On the other end of the line, however, wasn’t a scammer at all. It was Marian Hanso, a mother from Norway who currently is teaching high school in Grenada. She wanted to talk to Coughlin about her research on chronic sorrow.
“I was happy she picked up the phone,” Hanso said with a laugh, admitting that she called the researcher for months before they finally connected.
What Hanso was reaching out to Coughlin about was the nurse practitioner’s research on a long-term sadness felt by the chronically ill and their caregivers. As the mother of a 13-year-old daughter with Asperger’s syndrome, Hanso knew that same sense of sadness all too well. So much, in fact, that she received a $25,000 grant from the Norwegian Non-Fiction Writers and Translators Association to write a book on chronic sorrow to help parents of autistic children cope with their feelings.
Problem was, there were few articles and even fewer studies. When Hanso began to look for literature on the subject, she discovered Coughlin was cited again and again by other researchers. Then she found Coughlin’s dissertation on the topic and her research that showed that parents of children with autism experience the same long periods of sadness often felt by other adult caregivers. The path to learning more about chronic sorrow–and writing her book—was leading straight to Coughlin’s door.
During that initial phone call, Hanso said she wanted to fly to Boston to meet in person to learn more from one of few researchers looking at the effect childhood autism has on parents. “It was unbelievable,” Coughlin recalled of the meeting that lasted several hours. “I felt proud, in a way, that my work was being recognized.”
Ironically, her dissertation manuscript that she used for her study had just been rejected the week before the visit took place. “I was devastated and feeling sorry for myself,” she said, especially since the paper recently had been given a first-place award at a regional medical conference.
Meeting Coughlin was just what Hanso needed, as it not only helped her understand the chronic sadness and stress she has experienced in dealing with her own child, it also taught her to take care of herself.
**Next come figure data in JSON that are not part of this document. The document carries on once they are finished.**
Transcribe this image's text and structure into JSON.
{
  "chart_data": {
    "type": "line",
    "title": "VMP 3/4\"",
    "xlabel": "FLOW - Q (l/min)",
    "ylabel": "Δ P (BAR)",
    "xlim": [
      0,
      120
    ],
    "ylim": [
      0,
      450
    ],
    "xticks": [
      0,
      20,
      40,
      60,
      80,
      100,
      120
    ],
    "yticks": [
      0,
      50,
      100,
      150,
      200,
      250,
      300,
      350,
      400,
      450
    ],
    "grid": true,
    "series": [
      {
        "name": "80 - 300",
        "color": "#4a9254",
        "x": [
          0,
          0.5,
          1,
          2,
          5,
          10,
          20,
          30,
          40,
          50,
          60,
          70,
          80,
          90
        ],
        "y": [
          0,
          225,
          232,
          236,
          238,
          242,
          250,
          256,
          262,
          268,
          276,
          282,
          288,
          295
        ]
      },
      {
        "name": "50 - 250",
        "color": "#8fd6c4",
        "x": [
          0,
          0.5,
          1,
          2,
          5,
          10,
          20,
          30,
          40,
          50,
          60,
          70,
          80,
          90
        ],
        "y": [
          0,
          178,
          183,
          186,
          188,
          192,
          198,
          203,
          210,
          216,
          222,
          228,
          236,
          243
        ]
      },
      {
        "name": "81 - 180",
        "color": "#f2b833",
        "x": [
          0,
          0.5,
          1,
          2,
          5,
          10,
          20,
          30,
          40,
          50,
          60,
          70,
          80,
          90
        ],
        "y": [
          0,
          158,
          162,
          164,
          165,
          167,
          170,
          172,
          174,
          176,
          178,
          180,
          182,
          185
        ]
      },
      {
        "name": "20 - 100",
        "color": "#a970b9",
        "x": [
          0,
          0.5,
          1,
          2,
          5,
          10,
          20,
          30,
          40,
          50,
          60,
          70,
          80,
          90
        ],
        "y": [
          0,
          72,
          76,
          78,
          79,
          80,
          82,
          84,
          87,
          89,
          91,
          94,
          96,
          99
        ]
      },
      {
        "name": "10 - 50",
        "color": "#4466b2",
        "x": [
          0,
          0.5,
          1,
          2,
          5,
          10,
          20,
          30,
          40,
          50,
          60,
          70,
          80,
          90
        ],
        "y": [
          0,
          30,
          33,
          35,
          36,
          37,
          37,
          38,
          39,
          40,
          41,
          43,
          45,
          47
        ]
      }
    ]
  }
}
Taking a few tips from Coughlin’s writings, Hanso now looks to family and friends for support and has developed a new mindset to help her daughter live her best life possible. She also has found ways to see the humor in life that was once lost to her.
For Coughlin, the experience has put everything in a different perspective. “The best part is that my tiny bit of research made its way to Norway to a person who felt she lived with what I wrote about and wants to help other parents,” she said. “To me, that’s the best kind of award there is. If it reaches the people who need it, it’s worth it.”